On the hardware side, the Aruba CX 6300 Series is a family of stackable switches that supports 10/25/50Gbps uplinks. The Aruba CX 6400 Series modular switches include a 5-slot and a 10-slot chassis with a non-blocking fabric that scales from gigabit POE access to a 100Gbps core.

The expansion of its product line with a common operating system is key to the company competing against the likes of Arista, Cisco, Juniper and others. 
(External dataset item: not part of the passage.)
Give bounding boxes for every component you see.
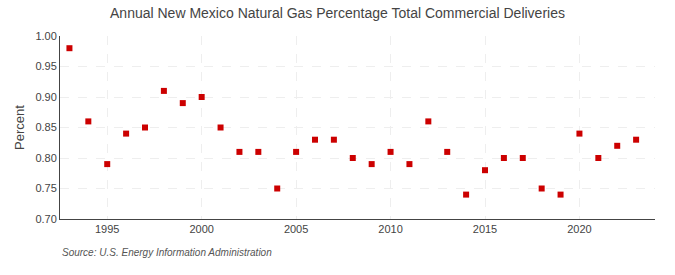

“Building on the success of the 8400 it is a natural and necessary progression for Aruba to fill out this portfolio with access and aggregation switches,” said Rohit Mehra, vice president of Network Infrastructure at IDC. “The single operating system simplifies operations and lets customers build commonality between their data center and campus environments.”

The knock against HPE/Aruba has been its variety of network software for its data center products, which can cause confusion, Gartner said in its  Magic Quadrant for Data Center Networking report in July. Gartner wrote that  the “company’s data center portfolio includes FlexFabric and Plexxi which have different codebases and management platforms, which limits deep integration and investment protection across its portfolio.”

FlexFabric products offer a single network architecture for the data center, campus and branch offices. When it bought Plexxi in 2018, HPE said it would integrate Plexxi technology into its hyperconverged offering, which is in part the technology HPE got from buying SimpliVity for $650 million last year. SimpliVity’s management software helps administrators control data-center resources and make more efficient use of hyperconverged server, storage and networking resources.

For its part Aruba said it sees little confusion. “Our go-forward product strategy is to standardize on the AOS-CX operating system, which is why we’ve put so much focus and R&D on its development in order to deliver a common, unified switching platform from the enterprise edge to the data center... Plexxi is now the HPE Composable Fabric, a software-driven, automated, and workload intent-based network fabric that is used for the HPE Simplivity hyperconverged platform, and is complementary to the Aruba CX switching portfolio.”

The software and switches are the underpinning for future Aruba data center and campus plans.

The company said its HPE FlexFabric switch family, based on the Comware OS, is independent, and that Aruba will continue to support it for installed-base customers.

“The role of the network has changed from being purely a conduit from Point A to Point B to now providing intelligence that provides true application and business value right at the point where the data is born. That is why we see the emergence of intelligent edge, a very, very big opportunity for us and really the next evolution of the architecture of the enterprise itself,” said Keerti Melkote, HPE's President, Intelligent Edge in a recent interview with Network World.

“The next set of applications are coming directly from the cloud, whether it is SaaS applications like Office 365 and Salesforce.com or whether it’s enterprise apps like SAP being delivered from the cloud. The intelligent-edge vision that we have in this edge-to-cloud framework will include a data-center capability that we will  call a micro data center that will be deployed at that point where the data gets created.”

The CX Switching Portfolio, including the Aruba CX 6300 and CX 6400 Series switches, the new version of AOS-CX and Aruba NetEdit 2.0 will begin shipping in November. List pricing for the Aruba CX 6300 and CX 6400 Series starts at $5,899 and $13,499, respectively.